Why? No surprise, mostly because of vaccinations. In conjunction with our local medical and other authorities, our senior center was instrumental in helping get vaccinations to around 3,000 folks. For us, that’s a big bunch.
I wondered how they could possibly get computer chips in that many doses. I was quite concerned about one of the known side effects, that pregnant women who were vaccinated had a high likelihood of giving birth to naked babies.
Okay, the last paragraph is tongue in cheek. But, seriously, I’m button-bustin’ proud of how our community handled the vaccinations.
Remember the old joke about the fellow trapped on a ledge who prayed to God for help? It’s told in a hundred varied versions, but, in most, help arrives, in turn, on a jeep, a boat, and a helicopter with proffered rope ladders, and the guy waves them all off, shouting that he’s waiting on God to save him. After he falls and dies, he complains to the Lord about the Almighty’s absence. And God says, “What do you mean? I sent a jeep, a boat, and a helicopter!”
The vaccine is a rope.
I know. It’s virtually impossible to convince folks whose minds are made up. For me, getting the vaccine brought an incredible sense of relief and no lasting arm harm. I admit that now I can’t bench press 300 pounds. But I never could. A little fever and a day or a few at home would have been a small price to pay.
Everybody I know who has had symptomatic COVID-19 says, usually with deep feeling, “Get the shot!” I don’t personally know anyone—not one person—who has had truly serious side effects from the shots even a smidgeon (medical term) as consequential as those from the real deal virus. (A few years ago, I had a friend who died from the flu vaccine. Sad story. The decision to get it is for me still an easy one. It’s stats, folks, it’s stats.)
But I do know folks who have died from the virus. I’m thinking of yet another one right now hanging on by a thread. And I recently talked to a good friend and pastoral colleague who said he wasn’t sure if he was “madder or sadder” as he’d done a series of funerals for friends and members who thought it wise to wait on or take a pass on the vaccines. Bad enough if they’d just died, but they and their families went through weeks of needless but very real misery before they arrived at the cemetery. Then their families got to continue the grief. For. No. Reason.
I’m told that, across the U.S., 67% of adults are at least partially vaccinated, 47%, fully. I hope those numbers grow quickly.

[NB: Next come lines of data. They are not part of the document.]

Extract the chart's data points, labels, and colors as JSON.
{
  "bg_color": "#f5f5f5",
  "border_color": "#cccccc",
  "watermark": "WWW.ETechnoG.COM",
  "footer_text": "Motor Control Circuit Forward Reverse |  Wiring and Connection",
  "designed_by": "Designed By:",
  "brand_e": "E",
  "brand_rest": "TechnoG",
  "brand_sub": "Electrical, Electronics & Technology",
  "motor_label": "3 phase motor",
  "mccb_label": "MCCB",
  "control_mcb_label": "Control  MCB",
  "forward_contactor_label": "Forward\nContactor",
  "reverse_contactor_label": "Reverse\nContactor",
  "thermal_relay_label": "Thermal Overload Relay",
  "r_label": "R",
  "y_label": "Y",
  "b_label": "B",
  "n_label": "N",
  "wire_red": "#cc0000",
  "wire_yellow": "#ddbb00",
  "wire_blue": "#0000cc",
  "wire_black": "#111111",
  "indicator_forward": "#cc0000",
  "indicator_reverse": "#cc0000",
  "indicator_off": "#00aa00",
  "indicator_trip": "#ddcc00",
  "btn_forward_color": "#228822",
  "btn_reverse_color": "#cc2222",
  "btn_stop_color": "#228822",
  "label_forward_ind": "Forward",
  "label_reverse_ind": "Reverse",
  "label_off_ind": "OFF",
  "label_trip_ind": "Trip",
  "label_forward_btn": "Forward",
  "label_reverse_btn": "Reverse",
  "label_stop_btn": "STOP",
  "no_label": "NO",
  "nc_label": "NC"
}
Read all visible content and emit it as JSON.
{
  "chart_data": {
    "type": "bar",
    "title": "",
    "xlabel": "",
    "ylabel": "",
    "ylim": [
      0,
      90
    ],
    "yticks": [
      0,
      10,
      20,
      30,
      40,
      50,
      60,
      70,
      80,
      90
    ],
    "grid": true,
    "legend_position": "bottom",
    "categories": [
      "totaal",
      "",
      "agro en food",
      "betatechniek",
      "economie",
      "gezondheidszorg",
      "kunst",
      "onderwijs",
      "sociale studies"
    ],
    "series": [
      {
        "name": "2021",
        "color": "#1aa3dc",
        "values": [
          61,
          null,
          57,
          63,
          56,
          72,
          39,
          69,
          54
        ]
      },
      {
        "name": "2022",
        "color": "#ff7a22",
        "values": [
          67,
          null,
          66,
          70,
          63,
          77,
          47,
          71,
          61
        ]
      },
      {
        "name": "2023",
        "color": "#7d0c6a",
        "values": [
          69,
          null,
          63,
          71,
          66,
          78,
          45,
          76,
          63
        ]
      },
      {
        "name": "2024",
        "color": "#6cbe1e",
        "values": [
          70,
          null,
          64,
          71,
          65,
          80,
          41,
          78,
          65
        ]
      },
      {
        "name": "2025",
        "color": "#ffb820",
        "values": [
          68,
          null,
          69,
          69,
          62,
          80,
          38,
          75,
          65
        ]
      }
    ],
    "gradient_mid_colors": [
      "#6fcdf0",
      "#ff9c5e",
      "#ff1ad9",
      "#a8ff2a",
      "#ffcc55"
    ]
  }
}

Life in my community is becoming wonderfully close to “normal.” I like it that way. I still occasionally see someone walking masked in the wide open outdoors. Why? Neurosis?
Still, it’s no time for complacency. The “delta variant” is becoming the dominant strain of the virus, showing increasing numbers in many areas (among the unvaccinated). It’s more contagious and—mark this—connected to worse illness in young adults (who really are not bullet proof). I could give you a list right now of friends I know who have the virus and very much wish they’d taken the vaccine. Is there any good reason to doubt, with the new variant, that our nation will almost certainly see, at the very least, an uptick in cases this fall? To me, this says, roll up your sleeve. Your kids and grandkids need you here and intact. Lots of us love you. And I don’t want to be ticked off at your funeral.
If you choose not to be vaccinated, that is most certainly your right. But you might consider taking a vaccinated person out to lunch or sending them a nice card. You’re counting on them.
Personally, I think I know where the rope is coming from, and I hope you’ll grab on. Your choice. But not just your consequences.
I’d put my chances of being right on this at about 93.5%. But I could be wrong. And, for my part, we’re still friends.